Writing Variable | Measurement | Definition |
---|---|---|
Lexical complexity | Frequency of large words | The number of words with seven or more letters divided by the total number of words (Brown et al., 2014; Houck & Bilingsly, 1989). |
Syntactic complexity | Subordination index | The frequency of clauses/T-unit. Subordinate clauses referred to verb complements, adverbial clauses and relative clauses. Coordinated clauses with a deleted second co-referential subject were also counted for purposes of calculating the subordination index. |
Syntactic diversity | The number of different types of complex syntactic devices employed within the text (adverbial, relative, coordinated clauses and verb complements; max score = 4). | |
Writing conventionsa | Frequency of punctuation errors | The total number of punctuation errors/number of T-units. |
Frequency of spelling errors | The total number of spelling errors/number of T-units. | |
Frequency of capitalization errors | The total number of capitalization errors/number of T-units. | |
Grammatical errors | Frequency of grammar errors | The total number grammar errors/number of T-units. Errors included omitted obligatory tense markers or arguments, missing grammatical morphemes, wrong forms of verbs, pronoun number or case errors, difficulties with main and subordinate clause relationships, and utterance level-errors (Scott & Windsor, 2000). |
Evaluation | Frequency of evaluation | Total number of evaluative devices/number of T-units. Evaluative devices included: (1) emotive/cognitive states and behaviors, (2) causality, (3) negatives, (4) hedges, (5) character speech/onomatopoeia/sound effects, (6) intensifiers, and (7) subjective remarks.

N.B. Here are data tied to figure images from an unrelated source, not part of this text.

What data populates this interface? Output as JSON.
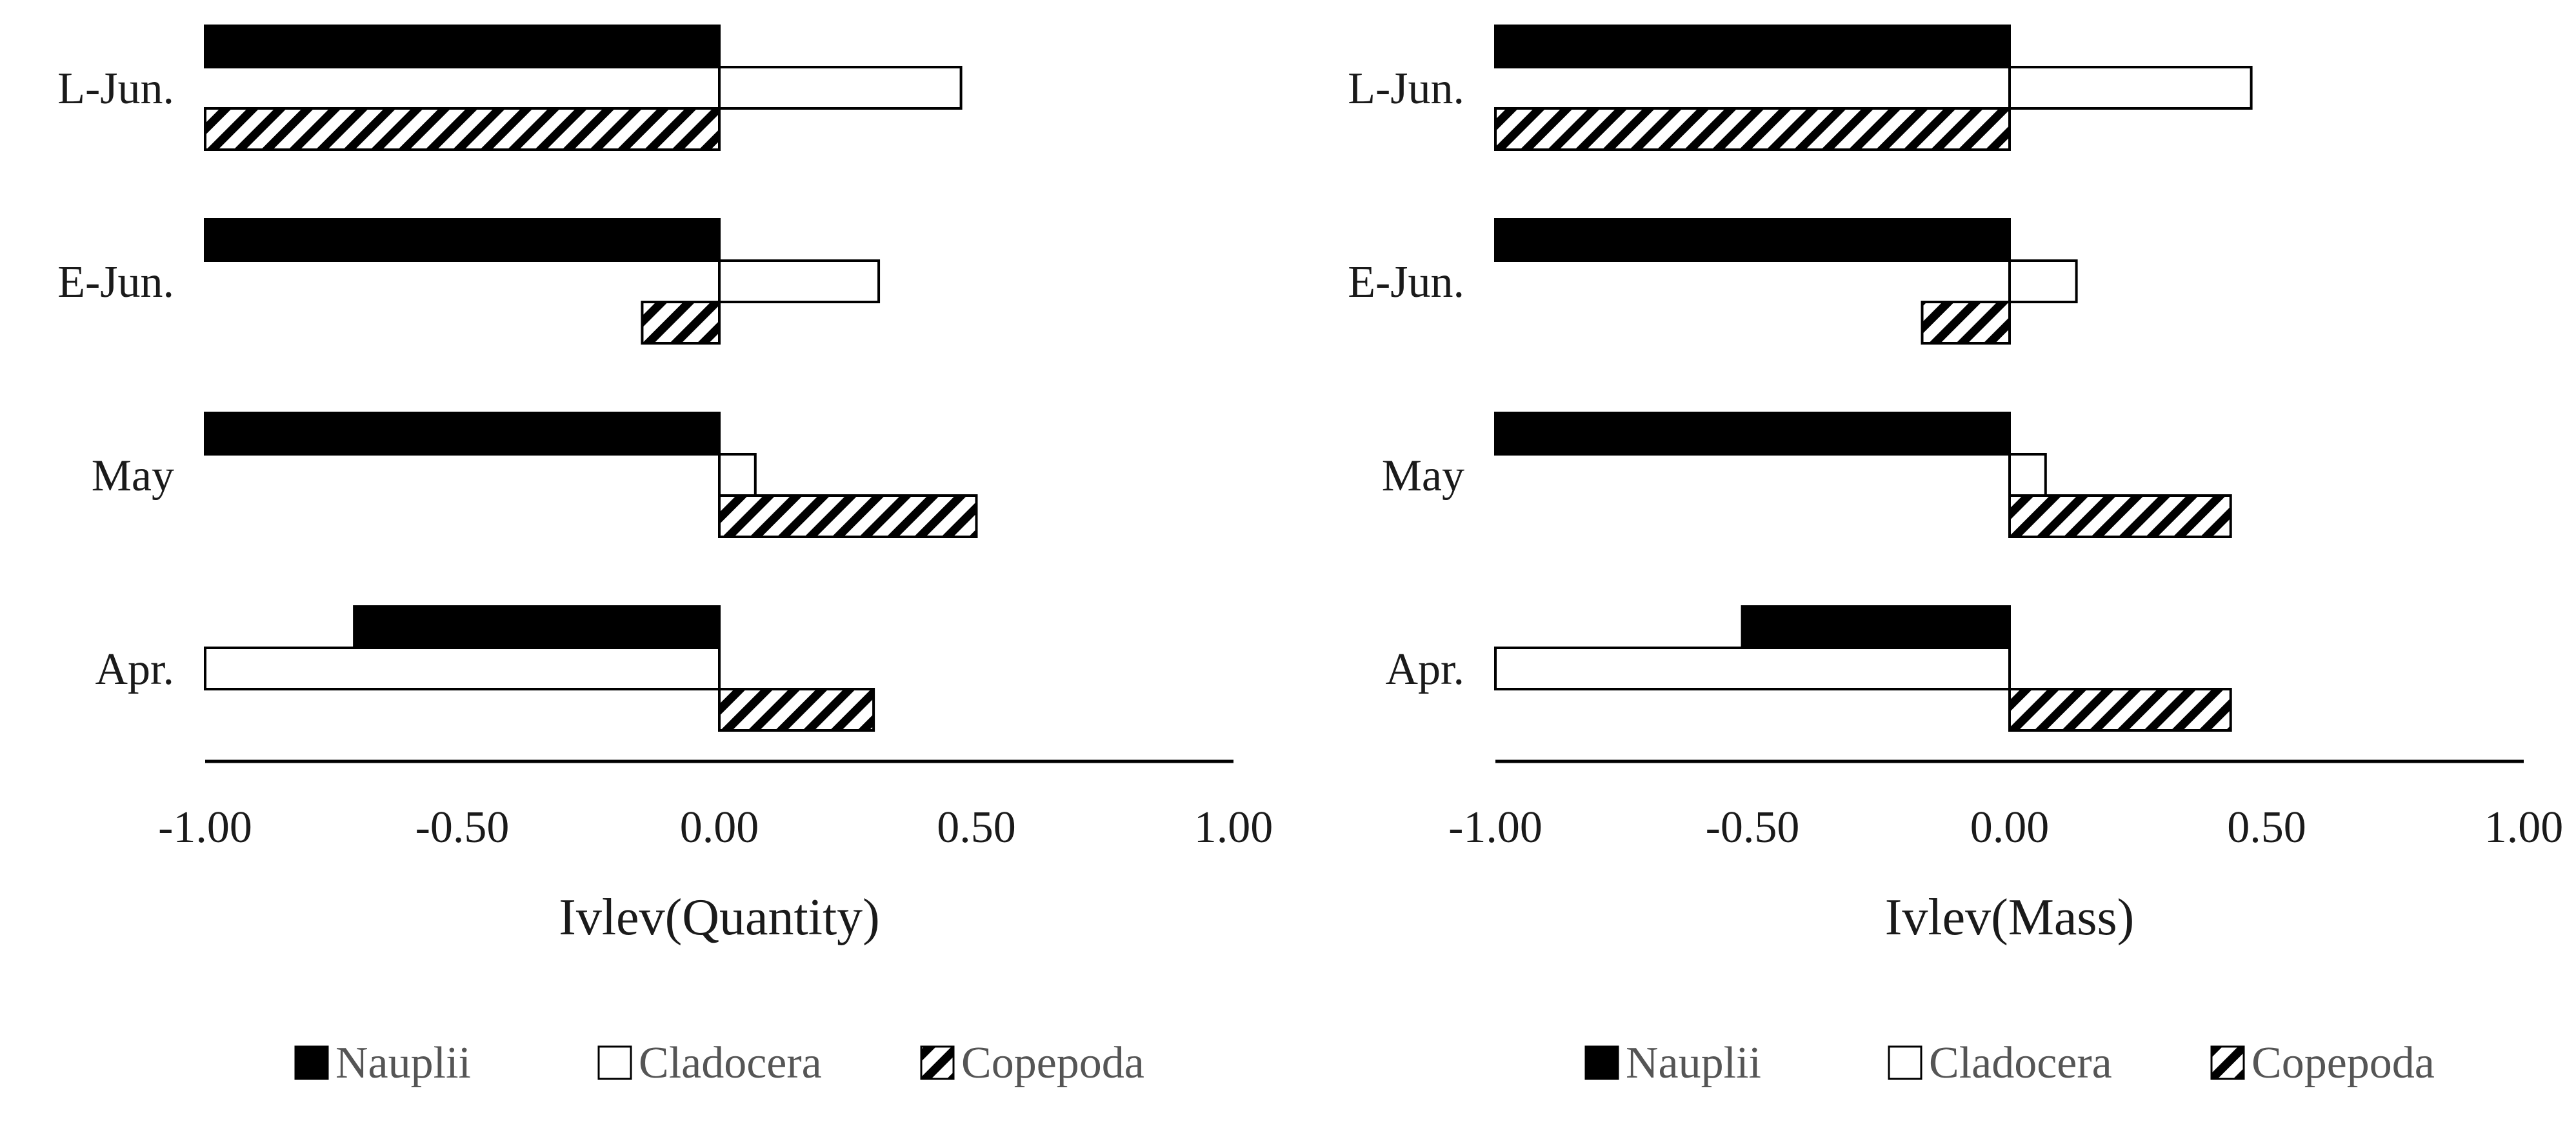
{
  "series_colors": {
    "Nauplii": "#000000",
    "Cladocera": "#ffffff",
    "Copepoda": "hatch"
  },
  "chart_data": [
    {
      "type": "bar",
      "orientation": "horizontal",
      "title": "",
      "xlabel": "Ivlev(Quantity)",
      "ylabel": "",
      "xlim": [
        -1.0,
        1.0
      ],
      "xticks": [
        "-1.00",
        "-0.50",
        "0.00",
        "0.50",
        "1.00"
      ],
      "xtick_values": [
        -1.0,
        -0.5,
        0.0,
        0.5,
        1.0
      ],
      "categories": [
        "L-Jun.",
        "E-Jun.",
        "May",
        "Apr."
      ],
      "series": [
        {
          "name": "Nauplii",
          "values": [
            -1.0,
            -1.0,
            -1.0,
            -0.71
          ]
        },
        {
          "name": "Cladocera",
          "values": [
            0.47,
            0.31,
            0.07,
            -1.0
          ]
        },
        {
          "name": "Copepoda",
          "values": [
            -1.0,
            -0.15,
            0.5,
            0.3
          ]
        }
      ],
      "legend": [
        "Nauplii",
        "Cladocera",
        "Copepoda"
      ],
      "legend_position": "bottom"
    },
    {
      "type": "bar",
      "orientation": "horizontal",
      "title": "",
      "xlabel": "Ivlev(Mass)",
      "ylabel": "",
      "xlim": [
        -1.0,
        1.0
      ],
      "xticks": [
        "-1.00",
        "-0.50",
        "0.00",
        "0.50",
        "1.00"
      ],
      "xtick_values": [
        -1.0,
        -0.5,
        0.0,
        0.5,
        1.0
      ],
      "categories": [
        "L-Jun.",
        "E-Jun.",
        "May",
        "Apr."
      ],
      "series": [
        {
          "name": "Nauplii",
          "values": [
            -1.0,
            -1.0,
            -1.0,
            -0.52
          ]
        },
        {
          "name": "Cladocera",
          "values": [
            0.47,
            0.13,
            0.07,
            -1.0
          ]
        },
        {
          "name": "Copepoda",
          "values": [
            -1.0,
            -0.17,
            0.43,
            0.43
          ]
        }
      ],
      "legend": [
        "Nauplii",
        "Cladocera",
        "Copepoda"
      ],
      "legend_position": "bottom"
    }
  ]
}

See Losh & Capps (2003) for more information. |
Productivity | Total T-units | Total number of T-units. |
Qualitya (score 0–12) | Coherence (0–4) | The degree to which ideas were connected, topic changes were smooth, and the writing was understandable. |
Structure (0–4) | The degree to which essential narrative structural elements existed in the text (i.e., initiating event, problem/conflict, plans, resolution, ending). | |
Content (0–4) | The degree to which essential narrative background information was provided (e.g., setting, characters, story actions). These three coding schemas were adapted from Brown (2013). | |
Personalization | Frequency of personalized narratives | Personalized narratives, or stories, needed to have two or more temporally ordered clauses that were related from an evaluative perspective, and that focused on a specific event in which the child was the protagonist (Losh & Capps, 2006). Children received a score of 1 if their narrative was personalized, and a score of 0 if their narrative was not personalized. |
Note.
Children received total scores for the frequency of writing convention errors and quality.